I assume you are only referring to Dabney, though I have no idea what Matthew Henry believed about slavery. If his believing slavery was legal and right negates his ability to speak on another theological topic, then we in the Southern U.S. (and other places at other times) come up quite barren, without many theological forefathers who can speak to any issue. However, it is likely that being wrong about one thing is not in itself proof that we are wrong on a completely different topic. If so, who among us can speak to any subject?
and WHO told you this? I have never even seen this article before, nor any others online! Yet you and Conan assume things that are totally false! ALL of the OP is from my own personal studies in the Greek text, which I did originally in the 1980's, as I said earlier, because of A T Roberston saying that this verse was not genuine. Please get your facts right before posting silly replies!
I think you should stop shooting from the hip and actually read my post properly. :Rolleyes
I wrote it in your support, and did not say that your work was not your own, but only that Dabney supported your position.
Hey, you are correct, my apologies! I did not see the full stop . after "has been using.", and assumed wrongly that you were suggesting that I took my OP from the link that you posted!
Yes only Dabney.
Ones stand on slavery or freedom could be considered important. He wrote in defense of it. Or you could be right and it could be irrelevant. One can certainly be wrong about some things are right about others. But I will point out there are no scholar's today whatsoever that would agree with him about the extra words in first John.

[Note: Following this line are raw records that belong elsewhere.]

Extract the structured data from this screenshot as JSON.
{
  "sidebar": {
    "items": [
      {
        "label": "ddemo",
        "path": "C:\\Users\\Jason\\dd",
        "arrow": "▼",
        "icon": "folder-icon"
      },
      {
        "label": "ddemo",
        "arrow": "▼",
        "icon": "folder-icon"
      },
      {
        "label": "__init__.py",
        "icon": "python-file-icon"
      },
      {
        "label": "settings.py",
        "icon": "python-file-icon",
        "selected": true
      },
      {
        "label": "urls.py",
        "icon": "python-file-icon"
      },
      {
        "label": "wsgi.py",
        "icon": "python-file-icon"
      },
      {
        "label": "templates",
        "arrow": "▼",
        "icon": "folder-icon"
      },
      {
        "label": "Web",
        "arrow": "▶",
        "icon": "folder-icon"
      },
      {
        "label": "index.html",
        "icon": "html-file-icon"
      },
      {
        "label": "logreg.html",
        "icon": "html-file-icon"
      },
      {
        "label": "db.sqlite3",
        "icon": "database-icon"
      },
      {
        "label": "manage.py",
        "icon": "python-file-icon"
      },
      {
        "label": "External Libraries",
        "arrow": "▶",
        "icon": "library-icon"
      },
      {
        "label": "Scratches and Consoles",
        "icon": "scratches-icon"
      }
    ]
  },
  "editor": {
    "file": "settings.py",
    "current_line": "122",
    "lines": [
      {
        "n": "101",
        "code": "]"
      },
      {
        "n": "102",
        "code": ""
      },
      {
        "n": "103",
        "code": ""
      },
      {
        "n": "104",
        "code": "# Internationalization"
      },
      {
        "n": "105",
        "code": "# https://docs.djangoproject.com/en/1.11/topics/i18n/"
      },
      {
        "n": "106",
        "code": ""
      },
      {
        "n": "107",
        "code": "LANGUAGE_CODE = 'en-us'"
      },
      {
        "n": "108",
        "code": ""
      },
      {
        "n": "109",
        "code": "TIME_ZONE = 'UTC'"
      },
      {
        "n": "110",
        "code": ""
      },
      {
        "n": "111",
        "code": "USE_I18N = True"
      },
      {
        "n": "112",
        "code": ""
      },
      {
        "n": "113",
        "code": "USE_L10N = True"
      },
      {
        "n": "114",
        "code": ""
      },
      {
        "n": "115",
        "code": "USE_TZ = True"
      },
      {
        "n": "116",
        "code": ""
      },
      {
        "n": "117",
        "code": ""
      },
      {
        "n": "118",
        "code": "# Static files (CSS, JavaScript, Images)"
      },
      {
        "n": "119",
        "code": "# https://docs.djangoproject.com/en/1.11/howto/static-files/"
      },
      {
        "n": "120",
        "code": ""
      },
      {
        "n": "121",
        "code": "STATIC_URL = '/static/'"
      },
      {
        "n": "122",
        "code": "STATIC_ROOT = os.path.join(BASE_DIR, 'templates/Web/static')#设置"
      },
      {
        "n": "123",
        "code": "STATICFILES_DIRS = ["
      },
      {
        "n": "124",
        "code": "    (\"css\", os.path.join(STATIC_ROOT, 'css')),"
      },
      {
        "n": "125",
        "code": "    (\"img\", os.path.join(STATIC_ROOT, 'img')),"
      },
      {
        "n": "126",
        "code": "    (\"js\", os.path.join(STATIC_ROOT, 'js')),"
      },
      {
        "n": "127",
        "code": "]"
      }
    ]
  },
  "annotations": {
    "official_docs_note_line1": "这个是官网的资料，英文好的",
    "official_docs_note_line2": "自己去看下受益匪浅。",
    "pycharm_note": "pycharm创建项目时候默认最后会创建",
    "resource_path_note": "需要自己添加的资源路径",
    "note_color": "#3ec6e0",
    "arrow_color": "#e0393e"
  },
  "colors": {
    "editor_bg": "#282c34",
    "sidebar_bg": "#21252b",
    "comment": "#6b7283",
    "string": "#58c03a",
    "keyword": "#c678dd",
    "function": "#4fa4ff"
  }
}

The USA was built on freedom that happened to have slavery to stain it.
Slavery did not build everything.
Now that was a misleading mark.
The vast overwhelming majority of people no matter what country they came from did not own slaves but did their own work. Freedom built most of America, slavery only a tiny portion.
Matthew Henry was very good regarding devotional commentary, bit was he a noted textual critic? And thought Dabney was
a bigot and more in systematic theology?
"And when His disciples James and John saw this, they said, “Lord, do You want us to command fire to come down from heaven and consume them, just as Elijah did?” But He turned and rebuked them, and said, “You do not know what manner of spirit you are of. For the Son of Man did not come to destroy men’s lives but to save them.” And they went to another village."
NO excuses for Calvin, he could have said I do not support murder, but he did not, because he DID support murder!